Austria’s third leader takes office in two months seeking stability


Vienna — Austria’s third conservative prime minister in two months, Karl Nehammer, aims to free the coalition government from the scandal-contaminated turmoil and lead the country from the current blockade of the coronavirus on Monday. I was appointed to.

The 49-year-old Nehammer was sworn in by President Alexander van der Beren shortly after 1:00 pm (Greenwich Mean Time 12:00). As Minister of the Interior since last year, he has been the executor of the immigrants of former Prime Minister Sebastian Kurz and the hard line of four national blockades. He is now the first head of government in the post-Kurtz era.

“I don’t know what the virus will surprise next,” Van der Beren swore. Prior to that, Nehammer was booed by a small number of people protesting the restrictions on the coronavirus.

“We must not create false expectations and promise that we will not be able to achieve them later,” Van der Beren said in a clear swipe in Kurtz. -19.

Conservative Kurtz, 35, surprised most of the country by announcing his departure from politics on Thursday, saying he had lost interest since his son was born. .. The party chose Nehammer to take over as its leader on Friday.

Kurtz resigned as prime minister in October at the request of his coalition partner, Left-wing Greens, because he was under investigation for corruption crimes. Kurtz’s supporters wanted him to reveal his name soon and return as prime minister. He denies all cheating.

In 2017, Kurtz’s allies used public funds to secretly commission a manipulated poll published in the newspaper, where he became the OVP leader and then the prime minister, forming a coalition with the Liberal Party. Suspected of helping to gain power.

Nethammer will take over the party in the turmoil that has been built primarily around Kurtz since 2017.

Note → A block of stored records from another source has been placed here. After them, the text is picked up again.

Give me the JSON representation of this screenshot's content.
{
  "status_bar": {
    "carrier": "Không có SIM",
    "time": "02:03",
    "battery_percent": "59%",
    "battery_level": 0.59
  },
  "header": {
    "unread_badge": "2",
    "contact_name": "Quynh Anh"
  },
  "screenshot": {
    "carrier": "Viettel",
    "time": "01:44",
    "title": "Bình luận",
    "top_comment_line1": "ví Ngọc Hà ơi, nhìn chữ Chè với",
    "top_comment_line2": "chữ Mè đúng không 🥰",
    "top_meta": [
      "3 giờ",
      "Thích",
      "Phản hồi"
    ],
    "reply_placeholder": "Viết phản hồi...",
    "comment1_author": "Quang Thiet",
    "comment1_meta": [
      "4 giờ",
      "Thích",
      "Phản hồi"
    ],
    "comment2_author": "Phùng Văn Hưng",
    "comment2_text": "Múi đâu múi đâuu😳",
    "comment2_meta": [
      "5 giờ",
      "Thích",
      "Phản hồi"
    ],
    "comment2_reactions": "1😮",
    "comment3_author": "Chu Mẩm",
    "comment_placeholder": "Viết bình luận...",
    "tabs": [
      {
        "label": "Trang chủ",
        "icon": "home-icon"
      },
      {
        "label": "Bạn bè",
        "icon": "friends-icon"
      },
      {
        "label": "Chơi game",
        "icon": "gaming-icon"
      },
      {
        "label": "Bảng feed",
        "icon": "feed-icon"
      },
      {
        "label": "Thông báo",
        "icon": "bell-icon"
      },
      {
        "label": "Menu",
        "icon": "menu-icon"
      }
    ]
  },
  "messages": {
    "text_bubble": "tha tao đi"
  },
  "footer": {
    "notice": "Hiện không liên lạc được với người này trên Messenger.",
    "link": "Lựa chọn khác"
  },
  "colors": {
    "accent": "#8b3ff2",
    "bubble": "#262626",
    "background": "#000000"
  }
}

Nethammer announced on Friday that he plans to maintain the agenda of law and order, which is at the center of Kurtz’s appeal and at the same time a point of friction with the Greens. His top priority is the coronavirus pandemic, and Austria is trying to keep reducing infections while it breaks out of the blockade next week, he said.

As Kurtz was put under investigation, he also lost what most polls showed to be at least a 10 percent point lead over his closest rival, the Social Democratic Party, damaging the OVP. The image has to be repaired.

Neither the OVP nor the Greens say they want a steep election so far, but most analysts don’t expect the coalition to last until the end of the parliament within three years. In a weekend newspaper interview, Greens leader Werner Kogler did not rule out a sudden election next year.